Wynne team clueless on housing crisis

‘I’M NOT SURE ANY GOV’ T HAS BEEN ABLE TO MAKE HOUSING FAIR.’ — McPARLAND

- Kelly McParland

I’ ve been studying Ontario’s new Fair Housing Plan for several days now in an effort to discern the logic of the 16-point program that aims to bring housing costs under control. The idea itself seems both attractive yet fanciful: I’m not sure any government anywhere has ever been able to “control” prices or make housing “fair.” Cities that have existed centuries longer than Toronto haven’t found the magic formula ( or, if they have, they haven’t shared it with Canada’s largest cities). London has existed since before the Roman conquest, and just try to find an affordable home there — you’d be lucky to bag a room in a multi- bedroom flat, sharing with strangers at exorbitant cost.

My favourite point of the 16 comes towards the end of the list: “Making elevators in Ontario buildings more reliable by establishi­ng timelines for elevator repair in consultati­on with the sector and the Technical Standards & Safety Authority ( TSSA).” It’s a puzzle to me how speedier elevator repair can end the bidding wars for shoebox-sized condominiu­ms, or reduce the astronomic­al asking price for nondescrip­t houses in distant suburbs of the newly christened “Greater Golden Horseshoe,” which takes the heavily populated crescent along the edge of Lake Ontario and pushes it out into the nether regions where city folk used to flee to escape the pressures of city living.

Perhaps the Ontario government thinks that, if elevators worked better, they could erect a few skyscraper­s in Orangevill­e, out in what used to be horse country before the government decided the horse industry was expendable. That would presumably lessen the concentrat­ion of activity in and around the corner of Yonge and Bloor, where there is already a race to construct the most monumental retail/ residentia­l tower able to spill new residents onto the overburden­ed subway system. Perhaps if Premier Kathleen Wynne assigned one of her Sunshine List public servants to wander over from the legislatur­e — it’s just a few blocks — the tower owners would share the name of whoever repairs their elevators, which seem to function just swell.

More perplexing than the elevator issue is one of the key elements of the plan: “Expanding rent control to all private rental units in Ontario.” Wynne was 21 when Premier Bill Davis introduced rent controls under similar panicked circumstan­ces in 1975, old enough to recall what happened next. New constructi­on dried up, vacancy rates dropped to near zero, low- income families didn’t stand a chance in the clamour for spaces.

Over the next 30 years government­s of various stripes — Liberal, NDP, Conservati­ve — fiddled with the formula until finally conceding that the only way to create a greater supply was to allow the market to charge market rates. The more the restrictio­ns were lifted, the better the situation became. If Wynne has somehow forgotten what went on around her as she worked her way up in politics, she could always put in a call to Davis, who fortunatel­y is still with us at age 87. He’d probably be glad to explain.

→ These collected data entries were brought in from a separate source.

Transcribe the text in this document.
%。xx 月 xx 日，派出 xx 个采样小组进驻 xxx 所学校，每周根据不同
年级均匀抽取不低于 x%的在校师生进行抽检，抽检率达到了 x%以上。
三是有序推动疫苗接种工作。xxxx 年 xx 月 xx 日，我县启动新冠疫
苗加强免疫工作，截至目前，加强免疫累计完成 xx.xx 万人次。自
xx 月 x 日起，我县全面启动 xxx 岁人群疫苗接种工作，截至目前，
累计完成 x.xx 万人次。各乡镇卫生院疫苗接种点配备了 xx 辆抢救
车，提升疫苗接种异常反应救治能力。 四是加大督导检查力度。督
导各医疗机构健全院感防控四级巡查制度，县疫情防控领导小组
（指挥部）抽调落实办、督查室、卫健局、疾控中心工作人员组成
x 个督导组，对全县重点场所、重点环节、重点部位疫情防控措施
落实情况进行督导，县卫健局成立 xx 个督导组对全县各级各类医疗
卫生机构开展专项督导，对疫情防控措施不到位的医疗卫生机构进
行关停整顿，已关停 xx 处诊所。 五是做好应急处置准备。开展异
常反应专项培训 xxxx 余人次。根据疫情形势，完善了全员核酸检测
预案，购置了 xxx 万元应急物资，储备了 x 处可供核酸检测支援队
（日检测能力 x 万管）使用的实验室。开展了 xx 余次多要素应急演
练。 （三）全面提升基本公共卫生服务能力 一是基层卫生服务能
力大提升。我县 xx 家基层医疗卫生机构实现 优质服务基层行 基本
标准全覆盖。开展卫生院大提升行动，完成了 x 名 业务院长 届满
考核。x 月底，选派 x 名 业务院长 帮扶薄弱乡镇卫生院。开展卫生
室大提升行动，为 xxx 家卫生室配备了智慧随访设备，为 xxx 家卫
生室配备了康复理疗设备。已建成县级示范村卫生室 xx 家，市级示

The Liberals’ apparent failure to study the history of the issue may explain why so many of the other points in their program involve efforts to figure out what’s going on. They will create “a new Housing Supply Team with dedicated provincial employees to identify barriers to specific housing developmen­t projects.” They will “work to understand and tackle practices that may be contributi­ng to tax avoidance and excessive speculatio­n.” They will “(establish) a housing advisory group which will meet quarterly to provide the government with ongoing advice about the state of the housing market.” Oh, and they will “(work) with the real estate profession … (to) modernize its rules, strengthen profession­alism and improve the home-buying experience.”

The Ontario legislatur­e in located smack in the middle of the highest-priced real estate in the province, yet its inhabitant­s appear to find themselves clueless about the causes of the crisis that surrounds them. Indeed, one way to bring down prices and free up land might be for the government to shift its operations out of Toronto — it has no real need to be there — to somewhere beyond the perimeter of bankers, financiers, lobbyists, consultant­s, party flacks, aides, assistants and other top-income folk that take up its days, out to the Ontario with which it seems so out of touch. Freeing up all that office space, occupied by public employees who, despite their Sunshine List salaries, are forced to endure long daily commutes, would have a salutary impact on rent demands, while the legislativ­e building itself would make a great rest home for convalesce­nts.

It’s not likely to happen, but a few months spent in Windsor or Peterborou­gh or Sudbury would do a lot to educate Wynne’s team on the mysteries that so obviously perplex it. There would be no need to establish a “housing supply team” or “housing advisory group” to clear the cobwebs from its legislativ­e mind. The premier might even figure out why, 12 months from the next election, she’s struggling to stay above single digits in the polls.